Ook de politiemacht moet dringend hervormd worden om het land meer stabiliteit te bieden. Hierbij staat de opleiding van nieuwe agenten centraal, die zich een ethische code eigen moeten maken: ‘We moeten hen niet enkel leren goed te mikken. Dat is te eenvoudig. We moeten hen leren slecht te mikken wanneer ze een onwettelijk bevel krijgen.’ Enkel door een aanpak van politie en gerecht kan de bevolking het respect voor de wetten van het land herwinnen en kan het geweld bij toekomstige crises ingedijkt worden.
Ook de pers is van belang bij het voorkomen van zinloos geweld: ‘De lokale media hebben dringend nood aan steun. Vele crises ontstaan door een gebrek aan objectieve en volledige informatie. Mensen reageren op geruchten en hoe grimmiger de geruchten, hoe gewelddadiger de reacties zijn. Zo komen we in een spiraal van geweld terecht.’

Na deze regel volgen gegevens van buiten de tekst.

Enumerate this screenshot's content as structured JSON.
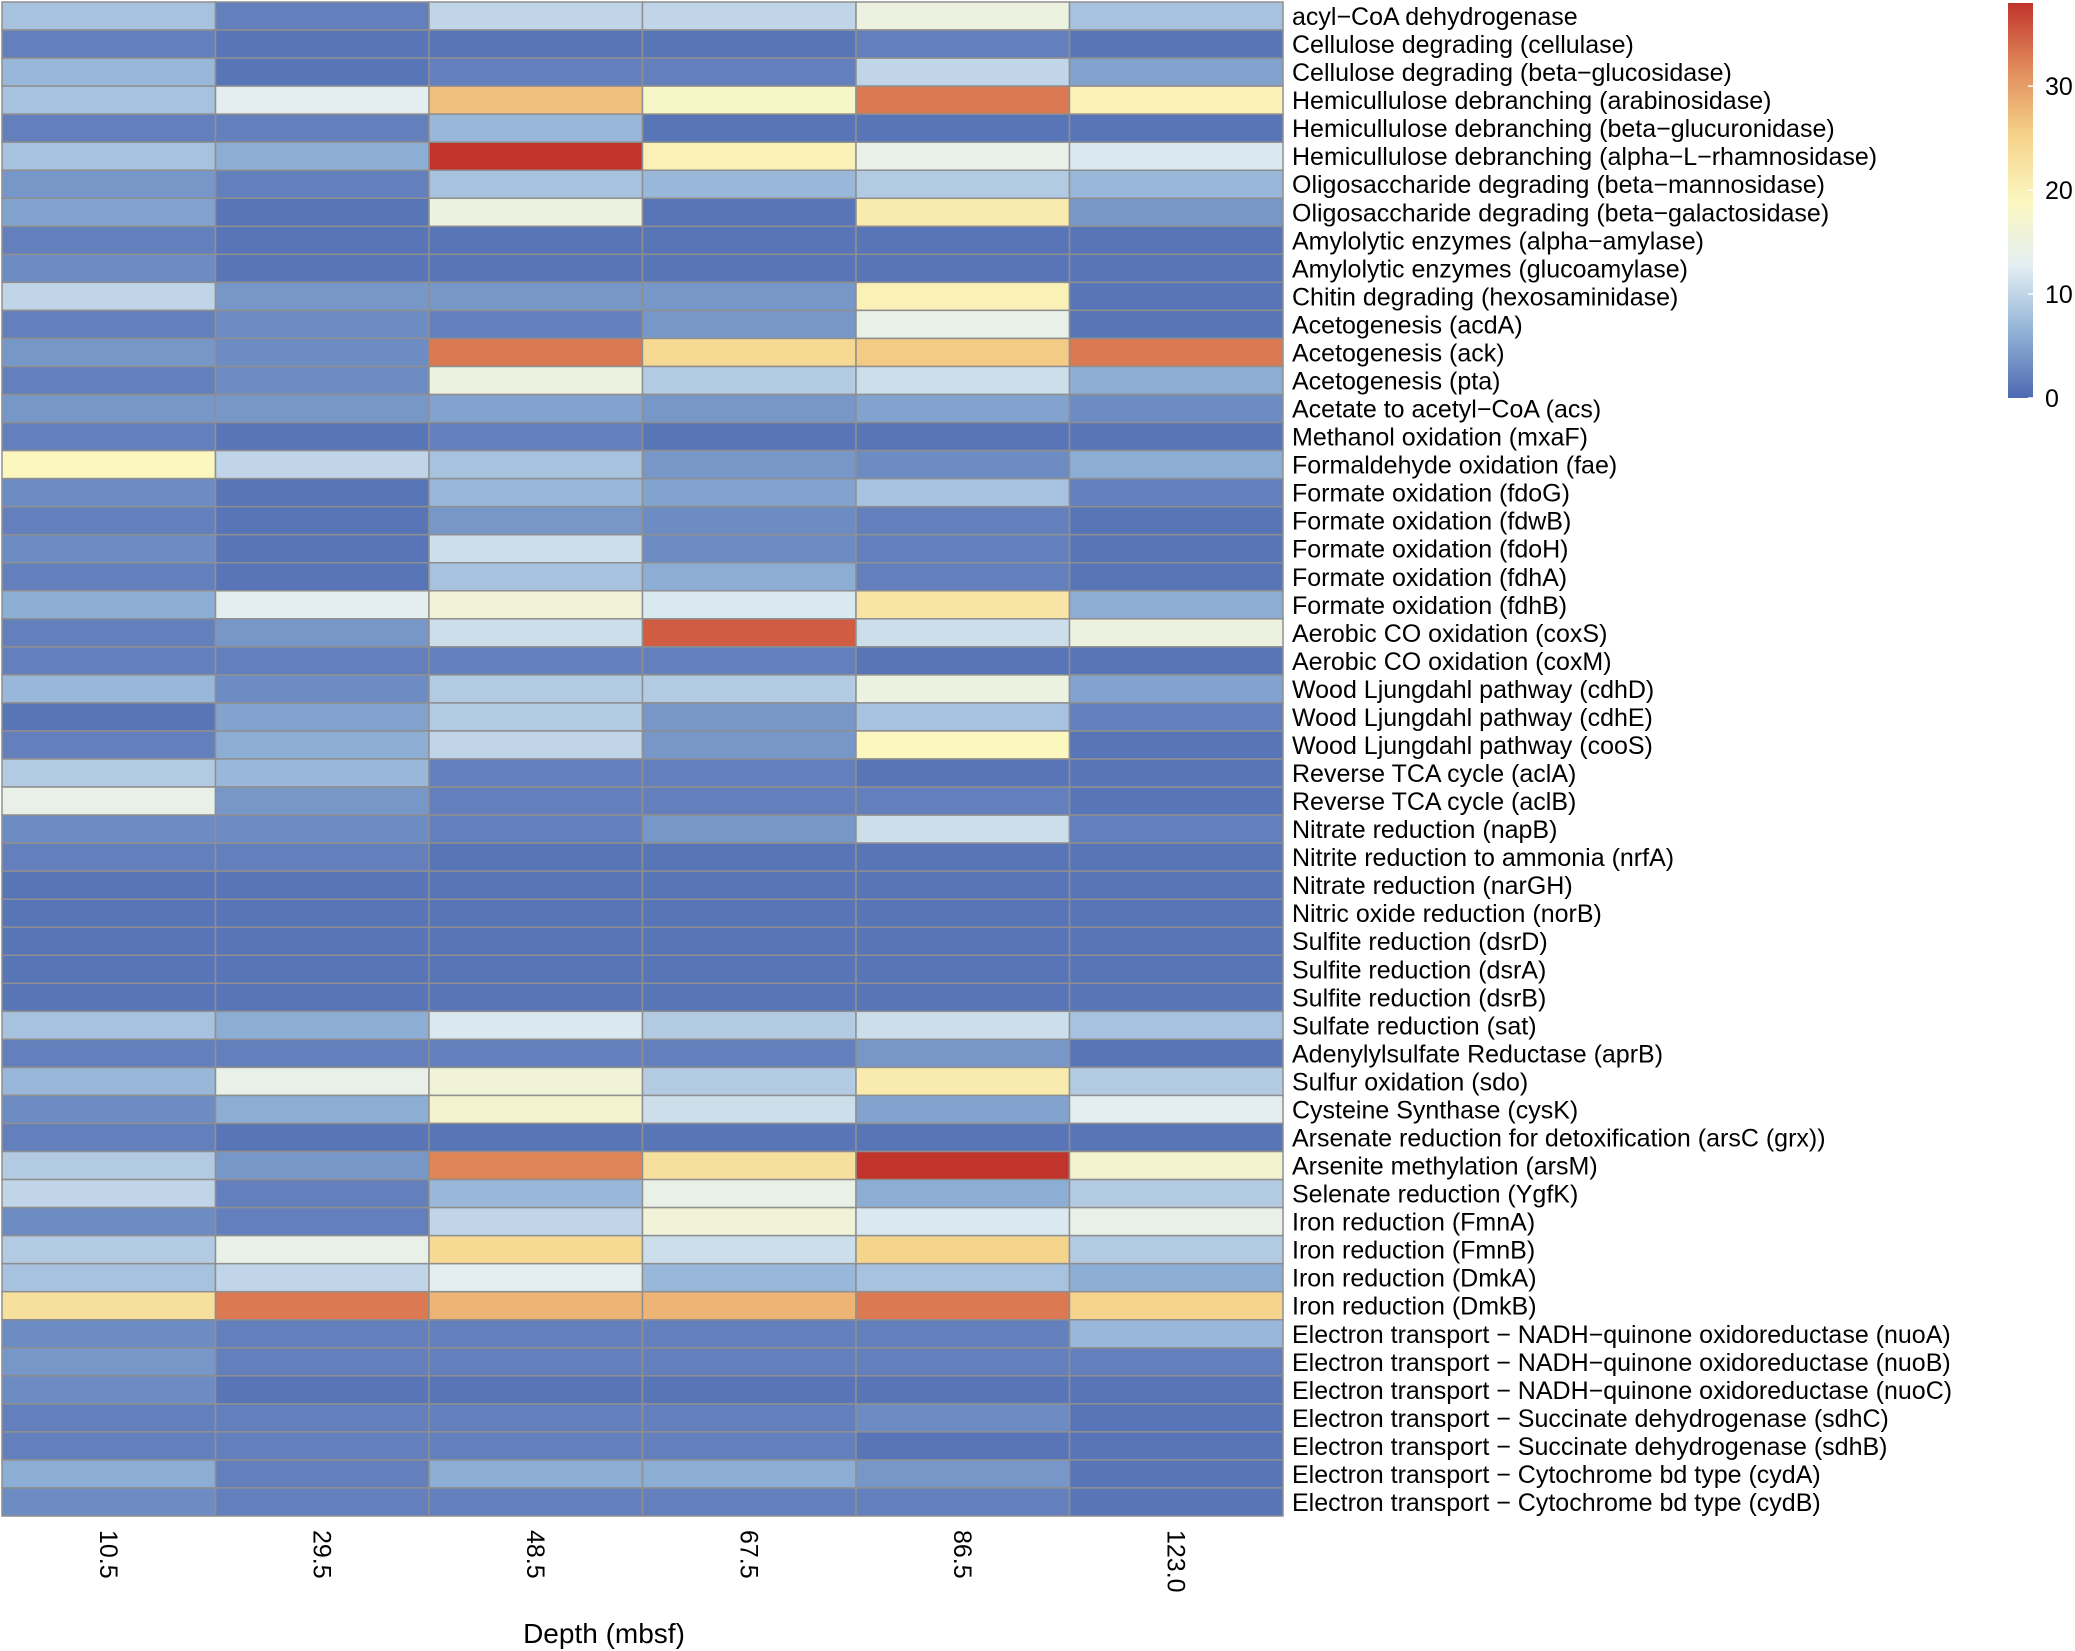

Internationale verantwoordelijkheid

Oost-Timor is volgens Atul Khare op het het goede pad. ‘Juist daarom is het noodzakelijk te blijven. Ik zal pleiten voor de verlenging van het VN-mandaat met nóg een jaar. Nu het goed gaat, zouden we het een succes kunnen noemen en vertrekken, maar dat zou een tragedie zijn. Het land heeft ons nú nodig.’
Van 26 tot 30 november krijgt Oost-Timor voor de eerste maal sinds de onafhankelijkheid een delegatie van de VN-veiligheidsraad op bezoek. Binnenkort zal de Europese Unie een nieuwe beleidsnota voorstellen over ontwikkelingshulp aan het halfeiland. Atul Khare is bijzonder opgetogen over het enthousiasme in Brussel en de wereld: ‘De aanhoudende belangstelling en steun van de internationale gemeenschap, en in het bijzonder van Europa, zijn van onschatbare morele betekenis voor de Oost-Timorezen.’